廻り縁納まりの概要について

前回は壁の下地とか表面の仕上げ材など、納まりについての概要を簡単に紹介してみました。

壁仕上げ材としては、一般的にはビニルクロスが最もよく使われる仕上げ材じゃないかと思います。

あまり関係ない話かも知れないけど、私の自宅も全部ビニルクロスで壁を仕上げてます。

まあそれくらいよくある壁仕上げ材だと言うことです。

他にも石とかタイルとか塩ビシートなど、色々なパターンの仕上げ材があって面白いですよ。

そうした仕上げ材の納まりについて、仕上げ材ごとの詳しい説明をしていける時を楽しみにしています。

今この文章を修正している段階では、床の仕上げ納まりしか解説出来ていないので、少しでも先に進みたいところです。

まあ焦っても全然進まないですから、少しずつしっかりした内容の話をしていくしか無いんですけど。

……とまあサイト運営的な話はさておき。

前回は壁仕上げの概要について書いたので、今回はその少しレベル的には上にある「廻り縁」を取り上げてみたいと思います。


■廻り縁

廻り縁(まわりぶち)というのは、壁仕上げ材と天井仕上げ材の間に存在する部材の総称です。

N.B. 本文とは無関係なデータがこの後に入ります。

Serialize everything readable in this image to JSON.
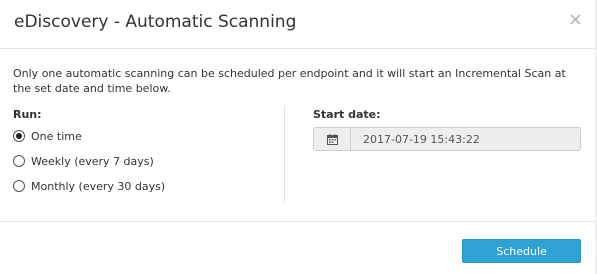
{
  "dialog": {
    "title": "eDiscovery - Automatic Scanning",
    "close_glyph": "×",
    "description": "Only one automatic scanning can be scheduled per endpoint and it will start an Incremental Scan at the set date and time below."
  },
  "run": {
    "label": "Run:",
    "options": [
      {
        "label": "One time",
        "checked": true
      },
      {
        "label": "Weekly (every 7 days)",
        "checked": false
      },
      {
        "label": "Monthly (every 30 days)",
        "checked": false
      }
    ]
  },
  "start": {
    "label": "Start date:",
    "value": "2017-07-19 15:43:22",
    "icon": "calendar-icon"
  },
  "footer": {
    "schedule_label": "Schedule"
  },
  "colors": {
    "primary_button": "#2ea3d6",
    "disabled_input_bg": "#eeeeee"
  }
}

壁と床の間に巾木があるのなら、壁と天井の間には廻り縁がある、みたいなイメージですね。

実際のイメージはこんな感じになります。

 

廻り縁のイメージ

 

写真を探したんですけど、廻り縁にフォーカスした写真が見つからないので、自分で絵を描くしかありませんでした。

これは、廻り縁という部材が持っている、仕上げ材としての重要度をよく表しているのかも知れません。

巾木は傷防止などの役割を持っていたのに対し、廻り縁は基本的に人が届かない部分になります。

なので、あまり大きさをとらないことが多く、よく見ないとどれが廻り縁なのか分からないことも多い。

これが、あまり廻り縁が仕上げ材としてスポットを浴びない大きな要因ではないかと思います。

 

■ない場合もある

そもそもなぜ廻り縁が必要なのかというと、壁と天井で異なる仕上げ材が取り合うところで、何かしらの見切り材が必要だからです。

廻り縁それ自体を意匠的に見せたいとか、そういう意図はあまり大きくないというのが現状です。

天井と壁の入隅を意匠的に見せたい場合には、化粧モールと呼ばれる部材を取り付けることはあります。

しかしこれは本当に限られた部分で使われる部材で、一般的な部分ではあまり使わないかも知れません。

また、天井仕上げ材と壁仕上げ材が同じ場合もあって、そうした部分では廻り縁を取り付けないこともあります。

このあたりは巾木とは違う部分ですね。

しかしこの廻り縁も、よくよく考えていくと結構納まりに絡んでくることが多いんです。

こうした油断ならない部材というあたりは、何となく巾木に似たイメージだという気がします。